Мама вдумчиво покивала головой.
На чаем Боря принялся делать прогнозы.
- А зачем у вас термос? - спросила мама.
Оказалось, что термос Боря носит на случай воздушной тревоги. Если случится воздушная тревога, и надо будет долго сидеть в бомбоубежище, то Боре может захотеться пить, а в термосе у него теплая вода с повидлом.
- Вы же знаете, у меня бывают приступы такого как бы овечьего кашля,…
Мне стало смешно и немножко противно, Выдумал себе какой-то овечий кашель. Но он продолжает говорить о том, что надо скорее на фронт бить фашистов, переходить в наступление, обрушиться на них лавиной, смять, уничтожить, раздавить.

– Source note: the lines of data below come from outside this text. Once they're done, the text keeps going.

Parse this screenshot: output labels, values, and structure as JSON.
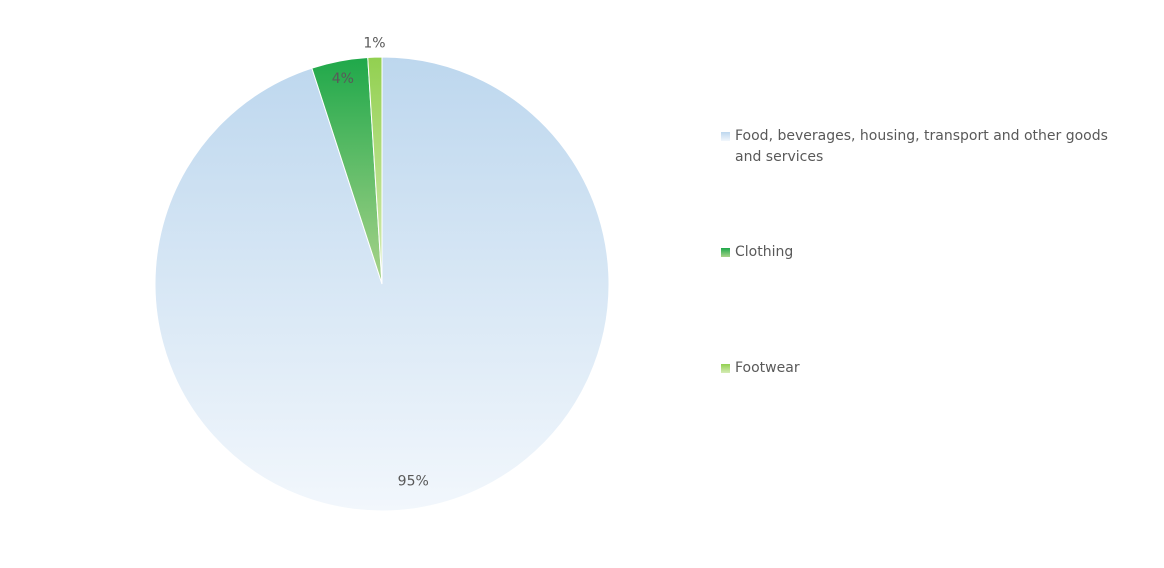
{
  "chart_data": {
    "type": "pie",
    "title": "",
    "slices": [
      {
        "name": "Food, beverages, housing, transport and other goods and services",
        "value": 95,
        "label": "95%",
        "color": "#bdd7ee",
        "color_light": "#f2f7fc"
      },
      {
        "name": "Clothing",
        "value": 4,
        "label": "4%",
        "color": "#1fa84a",
        "color_light": "#a9d38a"
      },
      {
        "name": "Footwear",
        "value": 1,
        "label": "1%",
        "color": "#92d050",
        "color_light": "#d6ecb6"
      }
    ],
    "legend_position": "right"
  }
}
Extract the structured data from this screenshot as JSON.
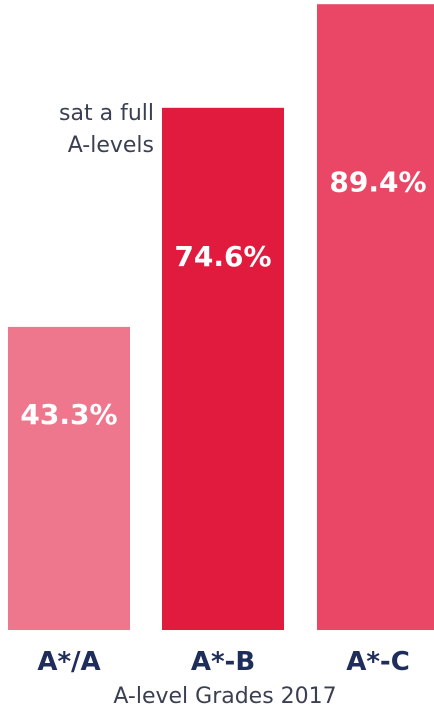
{
  "side_note": {
    "line1": "sat a full",
    "line2": "A-levels"
  },
  "colors": {
    "bar_left": "#ef778d",
    "bar_middle": "#e11b3e",
    "bar_right": "#ea4666",
    "category_label": "#1f2d5a",
    "value_label": "#ffffff",
    "xlabel": "#3b3f52"
  },
  "chart_data": {
    "type": "bar",
    "categories": [
      "A*/A",
      "A*-B",
      "A*-C"
    ],
    "values": [
      43.3,
      74.6,
      89.4
    ],
    "value_labels": [
      "43.3%",
      "74.6%",
      "89.4%"
    ],
    "xlabel": "A-level Grades 2017",
    "ylim": [
      0,
      100
    ],
    "grid": false,
    "legend": "none"
  }
}
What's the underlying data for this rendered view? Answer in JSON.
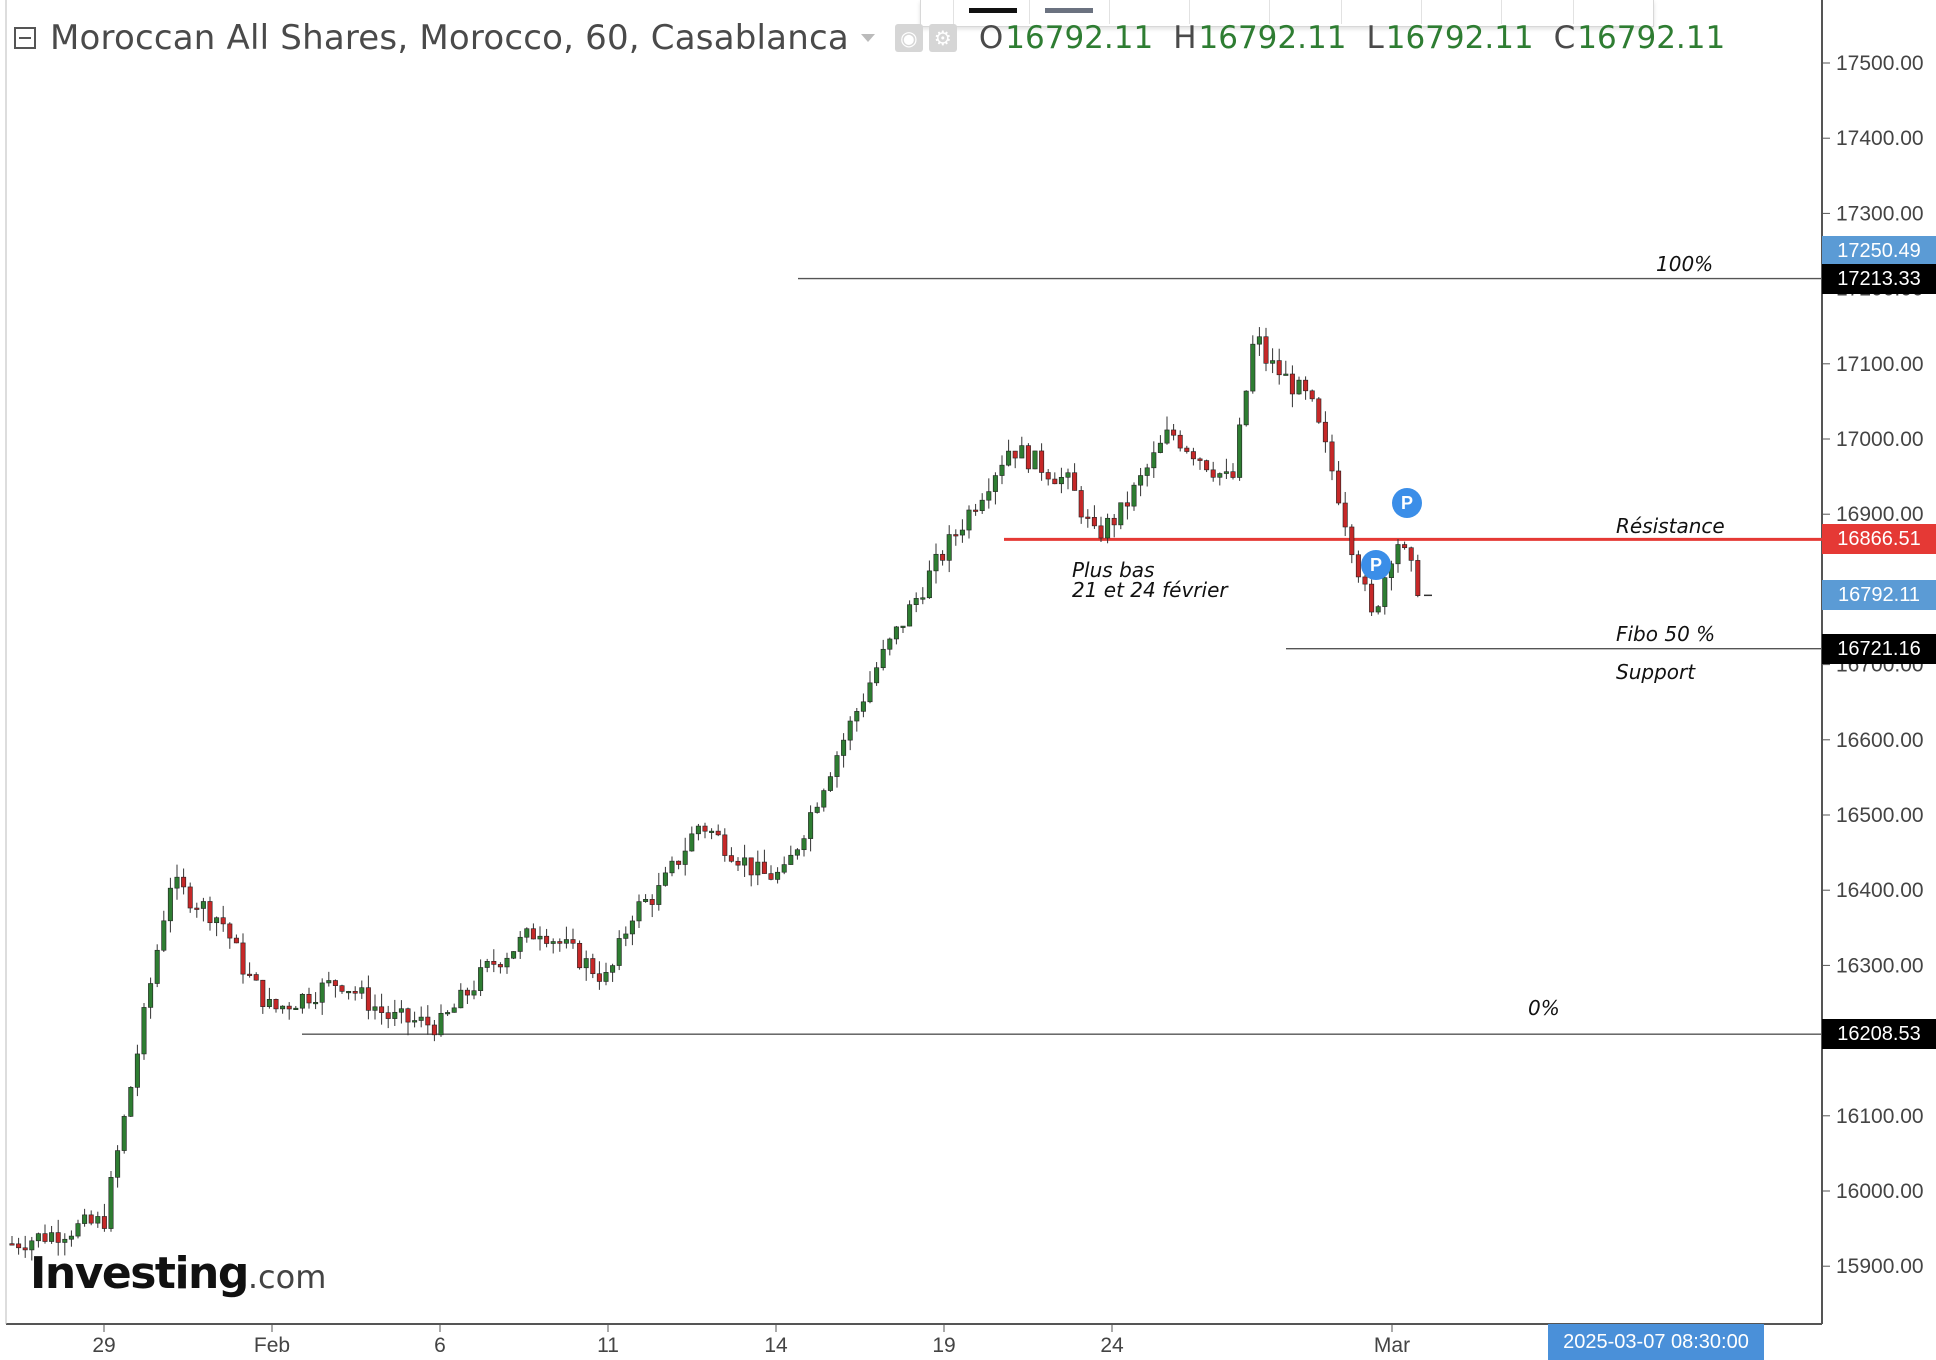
{
  "header": {
    "title": "Moroccan All Shares, Morocco, 60, Casablanca",
    "collapse_icon": "minus-box-icon",
    "eye_icon": "eye-icon",
    "settings_icon": "gear-icon",
    "ohlc": [
      {
        "label": "O",
        "value": "16792.11"
      },
      {
        "label": "H",
        "value": "16792.11"
      },
      {
        "label": "L",
        "value": "16792.11"
      },
      {
        "label": "C",
        "value": "16792.11"
      }
    ]
  },
  "price_tags": [
    {
      "text": "17250.49",
      "color": "#5b9bd5",
      "value": 17250.49
    },
    {
      "text": "17213.33",
      "color": "#000000",
      "value": 17213.33
    },
    {
      "text": "16866.51",
      "color": "#e53935",
      "value": 16866.51
    },
    {
      "text": "16792.11",
      "color": "#5b9bd5",
      "value": 16792.11
    },
    {
      "text": "16721.16",
      "color": "#000000",
      "value": 16721.16
    },
    {
      "text": "16208.53",
      "color": "#000000",
      "value": 16208.53
    }
  ],
  "date_label": "2025-03-07 08:30:00",
  "watermark": {
    "brand": "Investing",
    "suffix": ".com"
  },
  "annotations": {
    "fib_100": "100%",
    "fib_0": "0%",
    "resistance": "Résistance",
    "plus_bas_1": "Plus bas",
    "plus_bas_2": "21 et 24 février",
    "fibo_50": "Fibo 50 %",
    "support": "Support",
    "pin_label": "P"
  },
  "colors": {
    "up": "#2e7d32",
    "down": "#c62828",
    "resistance": "#e53935",
    "axis": "#555555"
  },
  "chart_data": {
    "type": "candlestick",
    "title": "Moroccan All Shares, Morocco, 60, Casablanca",
    "xlabel": "",
    "ylabel": "",
    "ylim": [
      15830,
      17580
    ],
    "grid": false,
    "x_ticks": [
      "29",
      "Feb",
      "6",
      "11",
      "14",
      "19",
      "24",
      "Mar"
    ],
    "y_ticks": [
      "17500.00",
      "17400.00",
      "17300.00",
      "17200.00",
      "17100.00",
      "17000.00",
      "16900.00",
      "16800.00",
      "16700.00",
      "16600.00",
      "16500.00",
      "16400.00",
      "16300.00",
      "16200.00",
      "16100.00",
      "16000.00",
      "15900.00"
    ],
    "ohlc_close_path": [
      [
        "Jan 28",
        15930
      ],
      [
        "Jan 29",
        15960
      ],
      [
        "Jan 29",
        16120
      ],
      [
        "Jan 30",
        16410
      ],
      [
        "Jan 31",
        16360
      ],
      [
        "Jan 31",
        16290
      ],
      [
        "Feb 3",
        16240
      ],
      [
        "Feb 4",
        16280
      ],
      [
        "Feb 5",
        16230
      ],
      [
        "Feb 6",
        16220
      ],
      [
        "Feb 7",
        16300
      ],
      [
        "Feb 10",
        16350
      ],
      [
        "Feb 11",
        16280
      ],
      [
        "Feb 11",
        16370
      ],
      [
        "Feb 12",
        16400
      ],
      [
        "Feb 13",
        16490
      ],
      [
        "Feb 14",
        16420
      ],
      [
        "Feb 14",
        16420
      ],
      [
        "Feb 17",
        16550
      ],
      [
        "Feb 18",
        16700
      ],
      [
        "Feb 19",
        16820
      ],
      [
        "Feb 20",
        16990
      ],
      [
        "Feb 21",
        16940
      ],
      [
        "Feb 21",
        16870
      ],
      [
        "Feb 24",
        16900
      ],
      [
        "Feb 25",
        17010
      ],
      [
        "Feb 26",
        16940
      ],
      [
        "Feb 26",
        17150
      ],
      [
        "Feb 27",
        17110
      ],
      [
        "Feb 28",
        17050
      ],
      [
        "Feb 28",
        16950
      ],
      [
        "Mar 3",
        16760
      ],
      [
        "Mar 3",
        16870
      ],
      [
        "Mar 4",
        16792
      ]
    ],
    "horizontal_levels": [
      {
        "name": "100%",
        "value": 17213.33
      },
      {
        "name": "Résistance",
        "value": 16866.51
      },
      {
        "name": "Fibo 50 %",
        "value": 16721.16
      },
      {
        "name": "0%",
        "value": 16208.53
      }
    ],
    "last_price": 16792.11,
    "crosshair_price": 17250.49
  }
}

Подошла к телефону, вдруг слышу папин голос: "Приезжай". Я приехала. Он сидит в ординаторской один, сутулый, усталый, грустный. Перед ним бутылка боржома и стакан. Как я люблю его, когда он в халате, и не в профессорском, а в длинном, с завязками, подпоясан бинтом, на голове шапочка.
- Приехала?
- Приехала!
- Ну, садись, посиди…
Я сажусь. Пирогов смотрит на меня со стены своими косыми глазами. Папин бог - Пирогов. Он всюду с собой таскает этот портрет и наверняка повезет его на фронт.
- Что мать?
- Ничего, здорова.
Не слушая ответа, он кивает головой в белой шапочке. Он лысый, у него мерзнет голова, и потому он в клинике почти никогда не снимает белую шапочку.
- Хочешь боржому?
Я не хочу, но, зная, как он любит боржом, делаю вид, что хочу пить. Он смотрит на меня и вдруг говорит:
- Ты уже взрослая девушка, Наталья, и должна понять меня. Елена Павловна всегда всего боялась. Даже темы моей диссертации. Она считала ее слишком рискованной. Я знаю, что у меня тяжелый характер, я знаю…

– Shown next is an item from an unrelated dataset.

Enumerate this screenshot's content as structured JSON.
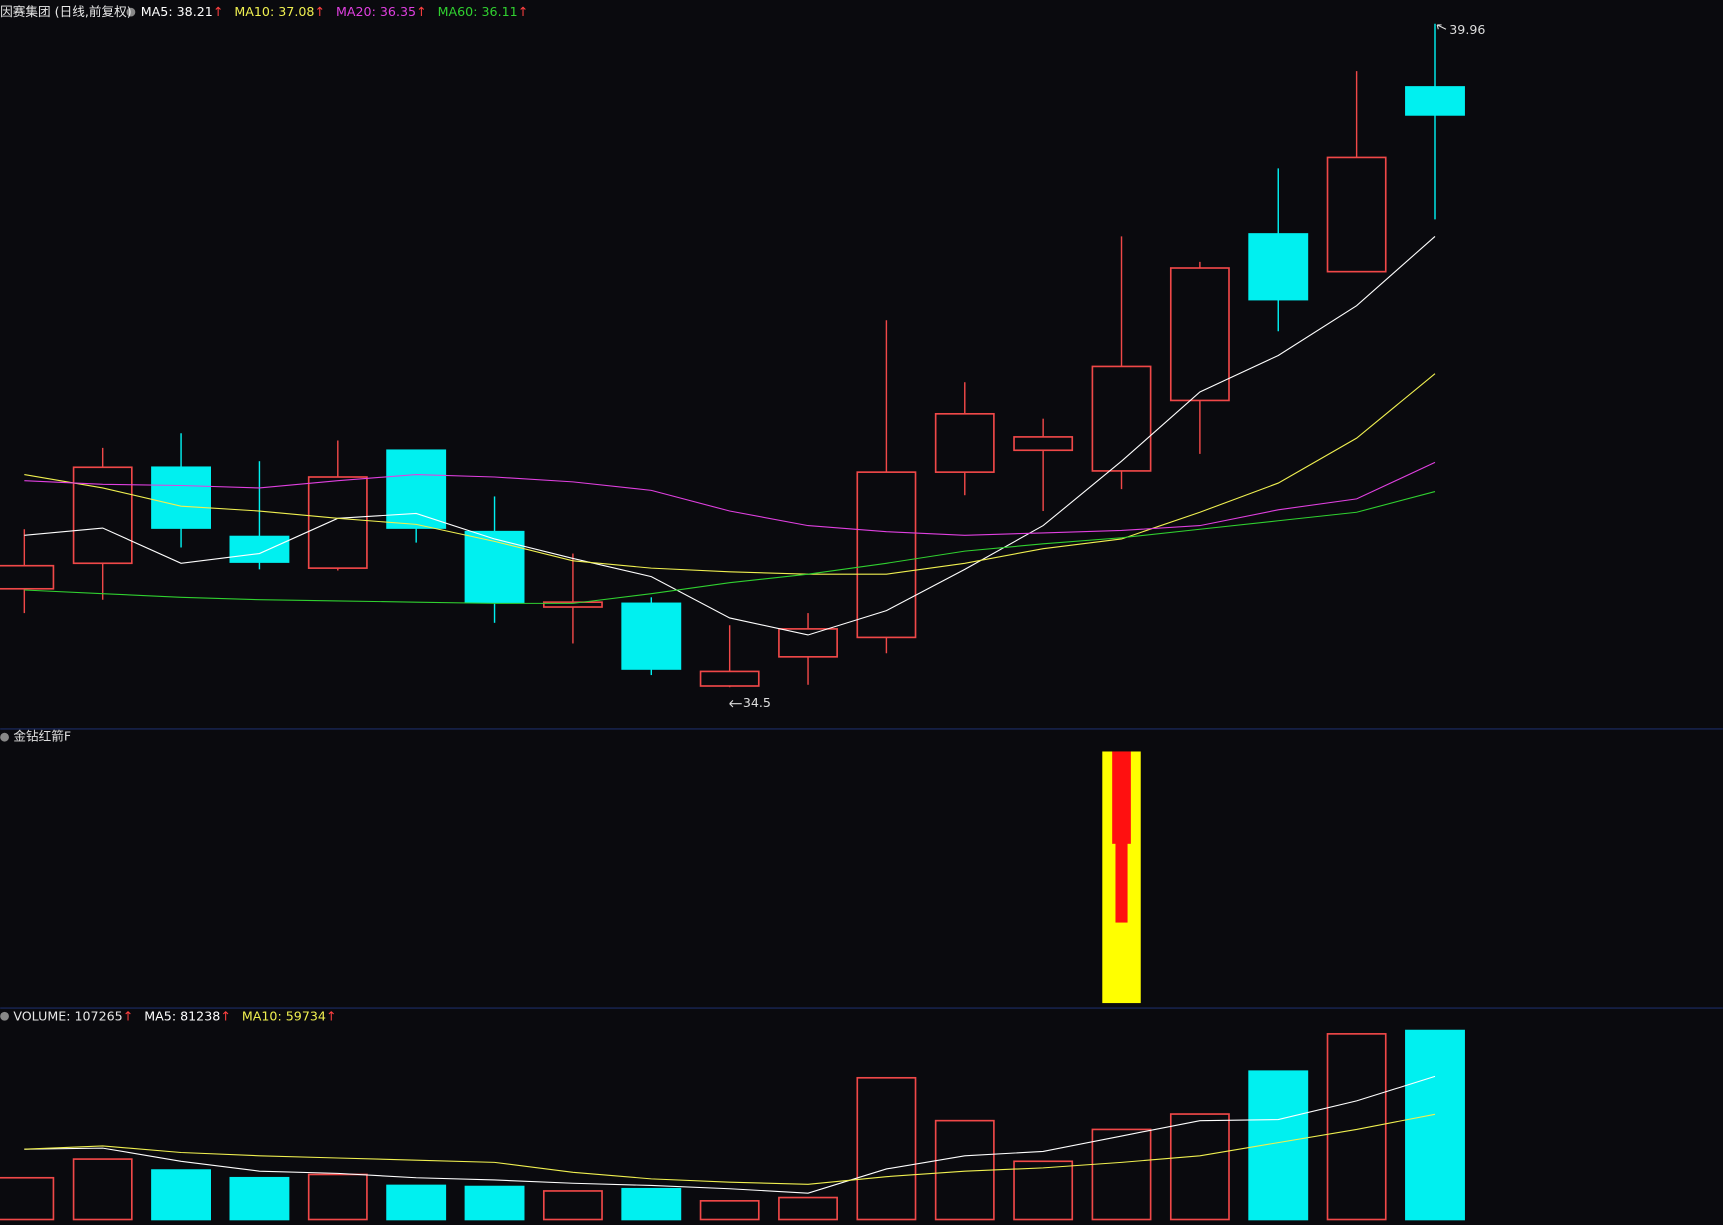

Дверь отворяется, входит доктор Руднев. Это высокий человек с гладко зачесанными назад волосами, такой же непримиримый и злой, как папа, с таким же характером. Руднев уже в военной форме.
- Без двух восемь, - говорит папа, - вы не опоздали даже ради войны.
- Ваша школа, - очень вежливо и очень холодно говорит доктор Руднев.
Мой отец и Руднев славятся своей аккуратностью.
- Прошу садиться.
- Благодарю. Я вас слушаю, Александр Иванович.
Мой отец слегка розовеет.
- Я узнал, - говорит он, - я узнал, что моя дочь подала заявление об отправке ее на фронт. Узнал не от нее. По всей вероятности, моя дочь не сказала мне об этом, предполагая, что я буду чинить ей препятствия.
Он говорит и не смотрит на меня. Мне делается жарко.
- Я же не собираюсь чинить ей никаких препятствий, - продолжает он, - я с удовольствием взял бы ее с собой, но не считаю это достаточно удобным. Я не смогу стать достаточно объективным по отношению к ней на фронте, Чтобы люди не думали о том, что я делаю ей послабления, мне придется быть к ней требовательней, чем к другим, и мне бы этого не хотелось, ибо тяготы войны и так достаточны. Поэтому я решил обратиться к нам, Семен Петрович, и просить вас не отказать мне в огромном одолжении.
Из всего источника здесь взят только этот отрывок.